In one embodiment of this invention, a dynamically adjusted expiration date derived by using a temperature sensor (520) and the sensor logic device (700) is shown in Figure 6. The voltage signal (103a) received from the temperature sensor is converted into a digital value (702) using A/D (analog to digital) converter logic (701). Then, this digital value (702) is used to perform a table lookup by indexing into a table (703) which maps the temperature into a change in the expiration date. Finally, the digital value is then forwarded to some additional compute logic (704) which computes the expiration date.

For example, the values stored in the table can be a rate of decay for the product to which the sensor system is attached. The computed logic can then retrieve a combination of the last stored values (601) of the computed expiration date, the time stamp and the last temperature and adjust the expiration date according with the algorithm encoded in the compute logic. The newly computed values (103b) are then written back to the storage.

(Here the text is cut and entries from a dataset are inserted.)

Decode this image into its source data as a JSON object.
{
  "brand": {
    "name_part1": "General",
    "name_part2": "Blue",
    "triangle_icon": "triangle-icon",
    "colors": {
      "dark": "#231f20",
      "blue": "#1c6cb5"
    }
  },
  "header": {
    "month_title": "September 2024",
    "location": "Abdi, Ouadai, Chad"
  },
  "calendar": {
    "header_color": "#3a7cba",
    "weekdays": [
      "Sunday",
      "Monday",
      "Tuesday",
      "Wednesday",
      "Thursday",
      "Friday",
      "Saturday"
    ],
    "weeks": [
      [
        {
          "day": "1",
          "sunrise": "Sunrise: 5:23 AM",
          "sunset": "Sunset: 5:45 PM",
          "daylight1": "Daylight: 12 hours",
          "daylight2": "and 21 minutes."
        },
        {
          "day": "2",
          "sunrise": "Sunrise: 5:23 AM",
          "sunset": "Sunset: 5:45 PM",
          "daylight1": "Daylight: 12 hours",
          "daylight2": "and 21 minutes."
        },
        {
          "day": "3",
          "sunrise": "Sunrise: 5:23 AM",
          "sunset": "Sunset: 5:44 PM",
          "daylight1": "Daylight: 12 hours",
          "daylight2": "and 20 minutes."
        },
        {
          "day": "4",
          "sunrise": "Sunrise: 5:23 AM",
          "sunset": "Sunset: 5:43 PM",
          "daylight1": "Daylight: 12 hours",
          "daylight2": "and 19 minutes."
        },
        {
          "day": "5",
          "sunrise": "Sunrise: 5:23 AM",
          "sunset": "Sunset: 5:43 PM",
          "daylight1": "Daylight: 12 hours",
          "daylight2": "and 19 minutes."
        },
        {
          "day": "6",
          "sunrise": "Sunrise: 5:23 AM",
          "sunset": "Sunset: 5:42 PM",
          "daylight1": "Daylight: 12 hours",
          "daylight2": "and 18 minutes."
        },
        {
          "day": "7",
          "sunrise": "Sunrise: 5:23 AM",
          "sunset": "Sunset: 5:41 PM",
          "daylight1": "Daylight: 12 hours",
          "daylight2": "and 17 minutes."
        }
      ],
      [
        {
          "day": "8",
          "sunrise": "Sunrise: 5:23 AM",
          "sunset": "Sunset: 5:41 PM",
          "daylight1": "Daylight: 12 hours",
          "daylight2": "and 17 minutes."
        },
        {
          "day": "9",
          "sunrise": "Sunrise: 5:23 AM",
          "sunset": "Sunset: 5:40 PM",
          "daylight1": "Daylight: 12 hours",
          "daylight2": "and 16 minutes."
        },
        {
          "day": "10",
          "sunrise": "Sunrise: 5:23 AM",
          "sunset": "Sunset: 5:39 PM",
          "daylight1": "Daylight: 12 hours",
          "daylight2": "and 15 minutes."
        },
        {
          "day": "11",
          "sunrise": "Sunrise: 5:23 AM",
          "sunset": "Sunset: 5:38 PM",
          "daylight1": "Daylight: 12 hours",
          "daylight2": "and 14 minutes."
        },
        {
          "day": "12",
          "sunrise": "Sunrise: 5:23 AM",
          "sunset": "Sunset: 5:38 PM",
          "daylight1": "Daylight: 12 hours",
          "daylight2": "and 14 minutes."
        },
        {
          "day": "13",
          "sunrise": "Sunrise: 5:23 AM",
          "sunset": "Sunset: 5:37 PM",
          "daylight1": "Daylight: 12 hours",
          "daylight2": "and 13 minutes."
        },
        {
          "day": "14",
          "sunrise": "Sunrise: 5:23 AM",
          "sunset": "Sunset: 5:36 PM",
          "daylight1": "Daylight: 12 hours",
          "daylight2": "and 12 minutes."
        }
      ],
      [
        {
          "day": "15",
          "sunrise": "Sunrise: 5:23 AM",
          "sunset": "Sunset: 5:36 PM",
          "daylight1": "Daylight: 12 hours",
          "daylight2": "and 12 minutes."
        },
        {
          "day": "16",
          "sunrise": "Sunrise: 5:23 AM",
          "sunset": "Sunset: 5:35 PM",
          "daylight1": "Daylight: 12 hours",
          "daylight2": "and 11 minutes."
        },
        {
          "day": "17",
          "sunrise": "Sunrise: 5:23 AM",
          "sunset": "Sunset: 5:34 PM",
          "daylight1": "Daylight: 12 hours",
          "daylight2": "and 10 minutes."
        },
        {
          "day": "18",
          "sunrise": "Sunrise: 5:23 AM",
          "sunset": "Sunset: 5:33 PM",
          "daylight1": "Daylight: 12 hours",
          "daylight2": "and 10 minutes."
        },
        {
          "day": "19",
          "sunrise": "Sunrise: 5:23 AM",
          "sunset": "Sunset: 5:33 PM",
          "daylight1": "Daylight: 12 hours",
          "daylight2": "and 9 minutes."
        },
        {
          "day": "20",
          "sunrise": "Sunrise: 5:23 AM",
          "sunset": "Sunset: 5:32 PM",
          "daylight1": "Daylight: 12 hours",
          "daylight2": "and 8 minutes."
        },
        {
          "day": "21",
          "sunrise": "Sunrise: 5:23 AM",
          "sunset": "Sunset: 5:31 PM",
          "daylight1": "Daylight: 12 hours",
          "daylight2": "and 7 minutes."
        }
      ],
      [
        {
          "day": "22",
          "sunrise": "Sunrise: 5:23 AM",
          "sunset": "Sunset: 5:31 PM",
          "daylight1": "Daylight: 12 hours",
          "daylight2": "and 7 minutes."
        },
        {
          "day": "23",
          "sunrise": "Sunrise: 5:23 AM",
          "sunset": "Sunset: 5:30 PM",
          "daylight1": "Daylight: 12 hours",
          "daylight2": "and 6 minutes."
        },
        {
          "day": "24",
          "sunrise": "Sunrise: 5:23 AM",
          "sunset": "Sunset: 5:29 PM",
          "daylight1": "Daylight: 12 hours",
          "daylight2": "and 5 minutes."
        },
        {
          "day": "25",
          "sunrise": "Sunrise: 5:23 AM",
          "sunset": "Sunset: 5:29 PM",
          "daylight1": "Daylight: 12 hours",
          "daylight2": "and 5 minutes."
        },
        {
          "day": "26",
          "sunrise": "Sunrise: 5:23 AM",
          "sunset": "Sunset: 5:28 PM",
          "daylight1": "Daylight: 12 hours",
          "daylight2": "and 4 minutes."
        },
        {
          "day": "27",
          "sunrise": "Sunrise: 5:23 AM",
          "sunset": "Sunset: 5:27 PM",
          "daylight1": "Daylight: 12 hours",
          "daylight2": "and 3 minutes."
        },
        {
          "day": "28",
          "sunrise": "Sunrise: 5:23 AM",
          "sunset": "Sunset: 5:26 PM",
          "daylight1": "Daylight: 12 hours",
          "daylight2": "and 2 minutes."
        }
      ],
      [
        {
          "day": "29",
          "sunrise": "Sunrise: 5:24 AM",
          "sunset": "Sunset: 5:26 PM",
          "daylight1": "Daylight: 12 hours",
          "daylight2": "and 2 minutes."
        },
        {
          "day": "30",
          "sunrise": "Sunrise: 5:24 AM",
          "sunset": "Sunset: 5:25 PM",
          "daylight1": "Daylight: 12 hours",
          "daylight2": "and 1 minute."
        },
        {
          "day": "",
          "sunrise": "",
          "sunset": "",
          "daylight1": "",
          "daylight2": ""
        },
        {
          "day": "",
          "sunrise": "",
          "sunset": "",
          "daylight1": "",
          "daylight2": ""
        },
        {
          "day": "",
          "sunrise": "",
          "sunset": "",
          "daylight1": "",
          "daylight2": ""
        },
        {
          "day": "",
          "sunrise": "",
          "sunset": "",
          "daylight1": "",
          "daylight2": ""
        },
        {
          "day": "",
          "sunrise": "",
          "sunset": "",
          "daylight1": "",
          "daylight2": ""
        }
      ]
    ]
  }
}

Other sensors may be based on chemical decay, radio active decay, or biological activity (such as bacterial growth). The benefit of using these sensors, is that they can incorporate continuous changes rather than simply querying the device at discrete intervals.

All measurements can be directly used off-line or related to a product information sheet as described earlier in order to compute further properties. For example, the sensor data is sent to the digital assistant (200) which performs the computation of the expiration date in its control unit (220) or forwards the data to the data processing unit (300) for computation of the expiration date and other product management related activities, such as inventory control.

Off loading computationally intensive calculations can significantly reduce the complexity and cost of the ICS unit, in particular, the compute logic (704) of the sensor logic device (600).